That settled Moscowitsch. A club to him was proof of success and social distinction. He and his wife had made the acquaintance of a member of the music-hall profession who had two clubs, and they counted him a feather in their caps. To have a member of a club in the family was almost overwhelming, and he forgot the sorrows of the Jews in Russia.
The portrait commission was from Edward Tufnell, who had lately married and had been adopted as a candidate for Parliament for a northern constituency. Good earnest soul that he was, he regarded himself as responsible for launching Mendel upon the world, and once he had assumed a responsibility he never forgot it. Nothing made any difference to him. He had heard tales of the boy’s wildness, but he accepted responsibility for that too, read up the histories of men of genius for precedent, and acknowledged the inevitability of the flying of sparks from the collision of a strong individuality and the habits of the world.
He had always intended to give his protégé a lift, and had tried in vain to badger his father and his uncle, partners in a huge woollen manufactory, into having their portraits painted. They preferred to sink their money in men with reputations. He did not see how Mendel could acquire a reputation except by giving him work to do. On the other hand, he shrank from what he considered the vanity of having his own portrait painted, but his charmingly pretty wife gave him the opportunity he desired.
Therefore he invited Mendel to his house in the dales to stay until the picture was finished.
A day or two later and Mendel was in the train, being whirled North through the dull, rolling Midlands and the black, smirched valleys of the West Riding.
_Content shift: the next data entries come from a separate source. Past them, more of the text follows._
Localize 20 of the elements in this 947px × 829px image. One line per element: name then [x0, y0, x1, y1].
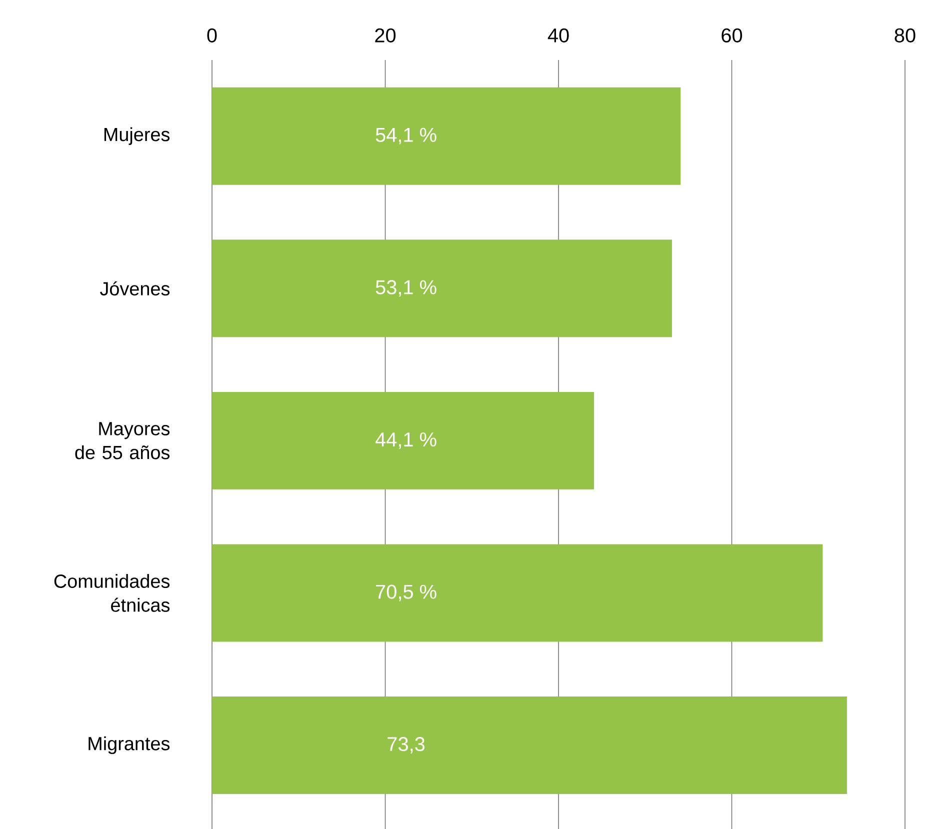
x-tick-label: 80	[894, 28, 916, 42]
bar	[212, 240, 672, 338]
data-label: 70,5 %	[376, 584, 436, 602]
data-label: 54,1 %	[376, 128, 436, 144]
bar	[212, 392, 594, 490]
y-tick-label: Comunidades étnicas	[54, 574, 170, 612]
y-tick-label: Mayores de 55 años	[75, 422, 170, 460]
x-tick-label: 20	[375, 28, 396, 42]
x-tick-label: 60	[722, 28, 742, 42]
data-label: 44,1 %	[375, 432, 436, 449]
bar	[212, 696, 847, 794]
data-label: 73,3	[388, 737, 425, 754]
y-tick-label: Jóvenes	[100, 281, 170, 296]
y-tick-label: Migrantes	[88, 736, 170, 754]
y-tick-label: Mujeres	[104, 127, 170, 145]
bar	[212, 87, 681, 185]
x-tick-label: 0	[207, 28, 217, 42]
bar	[212, 544, 823, 642]
data-label: 53,1 %	[376, 280, 436, 297]
x-tick-label: 40	[548, 28, 569, 42]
The gloomy sky filled him with terror. At first he thought there was going to be a storm, but there seemed to be no life in the sky, and its strangeness oppressed him. The people in the train spoke a language which seemed almost as foreign as French, and when the train darted through forests of smoking chimney-stacks and he looked down into the grimy, trough-like streets, he was dismayed to think that here were depths of misery compared with which the East End was as a holiday ground. This, too, was England, and he had said that England was best. He remembered Jews in the East End who had fled from the North and said they would rather go back to Russia than return to the tailoring shops and the boot factories. So this vile, busy blackness was the North!
For some mysterious reason it made him think of Logan and Oliver, and the thought of them filled him with an added uneasiness. He had not thought of them once since the trip to Paris, and now he felt bound to them, and that they were a weight upon him. They stood out vividly against the murky, lifeless sky. He could see them standing hand in hand, smiling a little foolishly, and a physical tremor shot through him as he thought of the contact of their two hands, thrilling together, pressing together, to tell of their terrible need of each other. . . . This man and this woman. Mendel was haunted by the images of all the couples he knew, and they passed before him like a shadowy procession of the damned, all hand in hand, across the lifeless sky, all shadowy except Logan and Oliver, and then two others, his father and his mother; but they were not hand in hand. They were seated side by side, like two statues, and behind them the lifeless sky broke and opened to show the infinite blue space beyond the clouds.
He had changed at the darkest of the chimneyed towns, and the shabby local train went grinding and puffing through a tunnel into a vast green valley. At the first station he saw Edward Tufnell on the platform. He had changed a good deal, and was no longer the lanky, earnest youth of the Settlement, but his eyes still had their steady, serene expression and their sunny, beautiful smile.
He flung up his hand as he saw Mendel, smiled, and came fussily, as though he were meeting the Prime Minister himself. He insisted on carrying Mendel’s bag and canvases and made him feel small and young again, as he used to when he went trotting along by Edward’s side on his way to the French class.
“It’s a long journey,” said Edward. “You must be tired.”